Friday, April 11, 2008


One of the things that I've been big on lately is communities. Communities for geeks, communities for photographers, communities for just random social coffee drinking. You know, just groups of people getting together for no other reason than having a common passion for something beautiful.

Today was the meetup of the Austin chapter of ASMP. ASMP is the American Society of Media Photographers. A few of the local pros and a handful of the amateurs were there, including Kirk Tuck and Jay B. Sauceda. It's fascinating to listen to these guys talk so matter-of-factly about photography.

So, this morning, we're all sitting around the table BSing and Kirk brings up a story about one of his friends (who's a psychiatrist by trade ... we'll call him Bob because I didn't catch his name) who's doing a shoot with some models around a pool for some company. Kirk happened to be there and was talking to Bob as the shoot was wrapping up. Kirk asked if Bob remembered to get the model releases signed.

"Model releases?"

Oy. So, Kirk ran off to get a stack of his blank releases to loan Bob and made sure that everyone shot signed them. Later, Bob was in discussions with the hiring company about the job. We learned that Bob had taken the job on a verbal agreement. Double oy! Well, during the discussion with the company, they basically stated, "We paid you, we want all the rights and there's nothing you can do about it. We'll use the photos however we want." They appeared to be in a position of power. With no written contract it looked like Bob was up a creek.

"But, you don't have the model releases. I do."

Without those releases, the photos couldn't be used commercially. The tone of the meeting changed immediately after that into one where the company was more agreeable to negotiation. Bob had his trump card in the model releases.

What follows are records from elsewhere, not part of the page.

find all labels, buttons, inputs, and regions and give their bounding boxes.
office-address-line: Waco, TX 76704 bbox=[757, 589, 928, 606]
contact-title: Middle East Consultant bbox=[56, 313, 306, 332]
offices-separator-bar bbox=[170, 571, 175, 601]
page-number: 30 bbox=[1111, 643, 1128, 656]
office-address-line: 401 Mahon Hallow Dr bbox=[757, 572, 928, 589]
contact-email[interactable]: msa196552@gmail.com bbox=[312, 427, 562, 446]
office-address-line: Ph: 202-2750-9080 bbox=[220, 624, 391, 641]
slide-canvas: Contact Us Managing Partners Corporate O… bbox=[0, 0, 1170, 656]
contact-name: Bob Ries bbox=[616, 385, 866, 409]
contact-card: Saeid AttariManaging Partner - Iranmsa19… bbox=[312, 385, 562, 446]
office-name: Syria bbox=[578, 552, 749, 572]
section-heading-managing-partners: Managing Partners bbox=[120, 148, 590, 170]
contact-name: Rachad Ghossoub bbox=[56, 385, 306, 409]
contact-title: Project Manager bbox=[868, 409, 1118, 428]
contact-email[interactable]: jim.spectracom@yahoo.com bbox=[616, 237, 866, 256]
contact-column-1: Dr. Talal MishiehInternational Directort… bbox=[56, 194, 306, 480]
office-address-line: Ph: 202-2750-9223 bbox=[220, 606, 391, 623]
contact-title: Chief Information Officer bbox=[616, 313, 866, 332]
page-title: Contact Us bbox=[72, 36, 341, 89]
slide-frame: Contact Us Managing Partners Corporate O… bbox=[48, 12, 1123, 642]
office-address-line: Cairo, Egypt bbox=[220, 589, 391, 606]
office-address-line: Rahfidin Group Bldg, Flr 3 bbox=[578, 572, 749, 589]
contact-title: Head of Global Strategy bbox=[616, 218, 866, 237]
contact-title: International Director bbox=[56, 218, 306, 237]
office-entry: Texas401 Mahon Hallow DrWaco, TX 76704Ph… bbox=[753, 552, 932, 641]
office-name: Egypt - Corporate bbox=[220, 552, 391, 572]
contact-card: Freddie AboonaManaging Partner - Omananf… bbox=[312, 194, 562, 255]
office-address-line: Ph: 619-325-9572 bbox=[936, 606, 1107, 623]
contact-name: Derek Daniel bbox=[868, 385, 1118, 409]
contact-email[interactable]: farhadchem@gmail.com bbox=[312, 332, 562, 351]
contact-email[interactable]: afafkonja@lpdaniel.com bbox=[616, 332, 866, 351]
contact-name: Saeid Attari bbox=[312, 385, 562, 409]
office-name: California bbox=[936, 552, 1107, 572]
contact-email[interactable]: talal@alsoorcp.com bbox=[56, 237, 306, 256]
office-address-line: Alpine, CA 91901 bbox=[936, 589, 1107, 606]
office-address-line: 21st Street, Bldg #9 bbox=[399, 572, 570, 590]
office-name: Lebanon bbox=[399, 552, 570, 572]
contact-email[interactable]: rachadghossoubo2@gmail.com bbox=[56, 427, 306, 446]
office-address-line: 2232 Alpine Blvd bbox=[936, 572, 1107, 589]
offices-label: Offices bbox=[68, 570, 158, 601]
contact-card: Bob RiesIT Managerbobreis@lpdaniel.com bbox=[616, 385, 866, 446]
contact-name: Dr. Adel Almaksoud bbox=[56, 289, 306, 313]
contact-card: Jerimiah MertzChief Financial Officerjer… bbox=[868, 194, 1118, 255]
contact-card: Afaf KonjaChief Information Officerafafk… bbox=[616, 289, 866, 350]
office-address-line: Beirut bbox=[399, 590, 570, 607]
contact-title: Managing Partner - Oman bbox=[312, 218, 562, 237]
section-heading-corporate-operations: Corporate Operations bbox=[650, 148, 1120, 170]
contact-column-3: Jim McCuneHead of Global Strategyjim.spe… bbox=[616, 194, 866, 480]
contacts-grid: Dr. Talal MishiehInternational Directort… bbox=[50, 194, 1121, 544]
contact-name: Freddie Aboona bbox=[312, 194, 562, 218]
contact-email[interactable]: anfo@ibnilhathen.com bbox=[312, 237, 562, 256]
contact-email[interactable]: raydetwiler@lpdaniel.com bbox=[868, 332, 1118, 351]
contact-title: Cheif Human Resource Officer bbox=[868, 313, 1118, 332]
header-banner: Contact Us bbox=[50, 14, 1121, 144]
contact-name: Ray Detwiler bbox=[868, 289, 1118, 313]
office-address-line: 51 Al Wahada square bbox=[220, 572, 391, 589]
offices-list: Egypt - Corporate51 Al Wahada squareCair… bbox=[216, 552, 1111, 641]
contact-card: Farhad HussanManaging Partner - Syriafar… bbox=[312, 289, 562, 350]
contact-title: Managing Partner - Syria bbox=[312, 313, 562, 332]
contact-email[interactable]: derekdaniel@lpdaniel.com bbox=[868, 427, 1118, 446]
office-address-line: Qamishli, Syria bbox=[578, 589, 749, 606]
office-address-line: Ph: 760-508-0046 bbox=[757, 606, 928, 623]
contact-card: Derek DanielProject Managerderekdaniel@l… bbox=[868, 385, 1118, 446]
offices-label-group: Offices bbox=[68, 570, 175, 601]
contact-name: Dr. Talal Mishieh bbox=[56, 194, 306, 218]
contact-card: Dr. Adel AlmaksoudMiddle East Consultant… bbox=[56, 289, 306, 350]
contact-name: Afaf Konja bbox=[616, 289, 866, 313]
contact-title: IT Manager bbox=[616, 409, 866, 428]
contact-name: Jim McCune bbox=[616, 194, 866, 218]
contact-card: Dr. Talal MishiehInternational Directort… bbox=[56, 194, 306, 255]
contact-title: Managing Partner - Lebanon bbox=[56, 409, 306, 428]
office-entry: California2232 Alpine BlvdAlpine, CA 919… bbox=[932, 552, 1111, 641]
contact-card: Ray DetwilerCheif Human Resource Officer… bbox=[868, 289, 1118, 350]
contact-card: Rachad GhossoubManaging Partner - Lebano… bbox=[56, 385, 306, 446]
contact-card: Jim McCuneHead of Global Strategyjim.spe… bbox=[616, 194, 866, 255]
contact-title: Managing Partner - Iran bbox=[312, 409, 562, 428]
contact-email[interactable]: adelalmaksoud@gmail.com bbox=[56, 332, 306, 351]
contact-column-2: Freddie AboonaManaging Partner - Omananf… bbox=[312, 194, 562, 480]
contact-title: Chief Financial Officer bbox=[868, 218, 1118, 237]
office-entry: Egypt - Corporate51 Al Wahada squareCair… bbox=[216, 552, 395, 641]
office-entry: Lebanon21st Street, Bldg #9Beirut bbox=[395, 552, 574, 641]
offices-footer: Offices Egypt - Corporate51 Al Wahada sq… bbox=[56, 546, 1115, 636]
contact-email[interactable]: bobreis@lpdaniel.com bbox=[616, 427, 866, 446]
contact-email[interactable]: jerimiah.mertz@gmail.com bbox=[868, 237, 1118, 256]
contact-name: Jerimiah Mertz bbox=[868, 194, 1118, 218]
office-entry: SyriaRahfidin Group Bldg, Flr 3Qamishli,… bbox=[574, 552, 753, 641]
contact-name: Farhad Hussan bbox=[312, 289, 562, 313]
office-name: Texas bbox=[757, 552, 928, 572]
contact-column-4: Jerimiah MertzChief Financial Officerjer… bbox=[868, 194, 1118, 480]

This story was quite eye-opening. I can't say that I'm very savvy on the business side of photography (but I'm getting there!) and I'm learning more everyday. But, the story reminded me of how important it was to do two simple things: always have a written contract and always get a release for the photo. What's even more amazing about this story is that, had there not been someone who had previously gone through this to tell the story to others, I'm sure I would have encountered the same situation at some point in my budding photography career.

While there, people were passing around a book, How to Succeed in Commercial Photography: Insights from a Leading Consultant. It's apparently one of the best books out there dealing with commercial photography. I think I'll be getting it soon. I didn't get long to look at it ... mostly enough time to take a picture of the ISBN for later. But, it certainly looked short and too the point.